In Part #2, I finally got the sensor working with Zigbee.
I flashed one of my custom boards and set it up on my office radiator. It happily logged away and I started looking into more Zigbee stuff.
The next morning, when I checked Home Assistant, I was disappointed to see this:

Looking at the history for one of the measurements showed it worked all that day, before *stopping* around 22.40, with a final reading of about 27 degrees.

Two hours later, Home Assistant reported the device as unavailable.

Two hours is significant as it’s a timeout value configured in the ZHA Integration. Mains powered devices as considered unavailable if they haven’t been heard from in 7200 seconds, which is 2 hours.

Pushing the boot button on the board and the readings start again.

What was wrong??
At this point, I didn’t have a clue. There were a few ideas:
- Loss of Zigbee connectivity or interference?
- Crash in my code (nRF52840 out of memory)?
- Some other behaviour I wasn’t aware of?
I wondered if maybe my sensor has actually connected via the Nordic Development kit running on my desk? When I powered that off, my sensor was disconnected.
Checking after the second night was a different story altogether.

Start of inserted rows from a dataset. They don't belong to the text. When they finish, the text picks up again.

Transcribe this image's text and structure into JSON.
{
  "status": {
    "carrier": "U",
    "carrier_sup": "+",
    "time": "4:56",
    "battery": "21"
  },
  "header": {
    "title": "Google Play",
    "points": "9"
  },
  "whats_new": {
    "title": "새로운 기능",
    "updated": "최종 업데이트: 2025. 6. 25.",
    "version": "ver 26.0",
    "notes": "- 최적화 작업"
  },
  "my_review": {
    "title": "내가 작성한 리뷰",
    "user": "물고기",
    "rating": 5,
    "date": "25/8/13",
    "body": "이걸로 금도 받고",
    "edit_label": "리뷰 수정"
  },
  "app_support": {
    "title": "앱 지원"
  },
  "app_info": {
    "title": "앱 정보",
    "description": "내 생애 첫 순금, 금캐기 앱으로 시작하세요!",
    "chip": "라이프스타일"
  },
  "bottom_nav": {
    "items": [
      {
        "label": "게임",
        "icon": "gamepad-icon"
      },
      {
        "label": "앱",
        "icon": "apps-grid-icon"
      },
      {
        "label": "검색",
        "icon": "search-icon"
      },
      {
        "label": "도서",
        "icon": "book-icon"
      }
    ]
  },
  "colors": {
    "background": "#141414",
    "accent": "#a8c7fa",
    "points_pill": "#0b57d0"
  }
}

During my battery research, I came across a piece of code that hinted at the problem. The nRF52840 handles sleep operations automatically e.g. when threads are idle, it will go to sleep. A comment in some sample code indicated that long sleeps could result in the chip going into SYSTEM OFF. That’s the deep sleep mode.
It would certainly explain why it went unavailable on one occasion and not on another. I have added a policy call, copied from the sample, that will prevent it from entering deep sleep.
I’ll keep an eye on this once I’ve deployed another sensor or two!
Battery Operation
My dive into battery operation took a few twists and turns and I’ve written several blog posts about it.
- Reducing power consumption in my nRF52840 Zigbee sensor with the help of a Nordic Semiconductors “Power Profiler II” kit
- Getting low power consumption on the XIAO nRF52840
- More successful adventures in reducing nRF52840 power consumption
The TLDR; is that I got my nRF62850 down to about 25µA. That would give a year’s operation on a coin battery, which is great!
Next, I need to figure out how to *read* the battery level and add report the value. I had a look and it requires the addition of a new cluster called Power Configuration. I think that’s another must have addition to make the sensor usable.
Added a reset button
The addition of a reset button was something I didn’t want initially, but I realised it was needed. Once added to a Zigbee network, being able to reset the sensor in situ is vital. I wouldn’t want to have to disconnect the sensor and hook it up to my PC to reset it. If there is a bug or problem with the sensor, performing a reset is handy.
I also want the reset button to function as a “swap” button. If the sensor is installed with the probes on the wrong pipes, it can be tricky to swap them. I’m going to add behaviour that holding down the button for 5 seconds will reverse the readings.
PCB Design
As part of the power reduction work, I had to make changes to the layout of my PCB. This was to facilitate the power to the voltage dividers and the addition of a reset button.
I also moved the battery terminal to the “top” and made the connector a smaller one. I also tinkered with the battery pad through holes. Aisler (who print the boards) struggled with the original design, so hopefully this is better.

I’ve ordered some a short run of the boards and hopefully they’ll be here in before months’ end (Jan ’25)
Next Steps
Whilst I wait for the boards, I have two piece of code to write:
- The swap probes behavior
- Reading the battery level
Being on battery means the sensors can sit atop the radiator in a little box. No more USB cables on show and I can also hide the probes *in* the radiator!
I want to finish work on the Home Assistant Quirk to add better names, but that’s a nice to have.
I’ll also publish the code on Github at some point too.
Update 26th January 2025
Everything is now available on Github!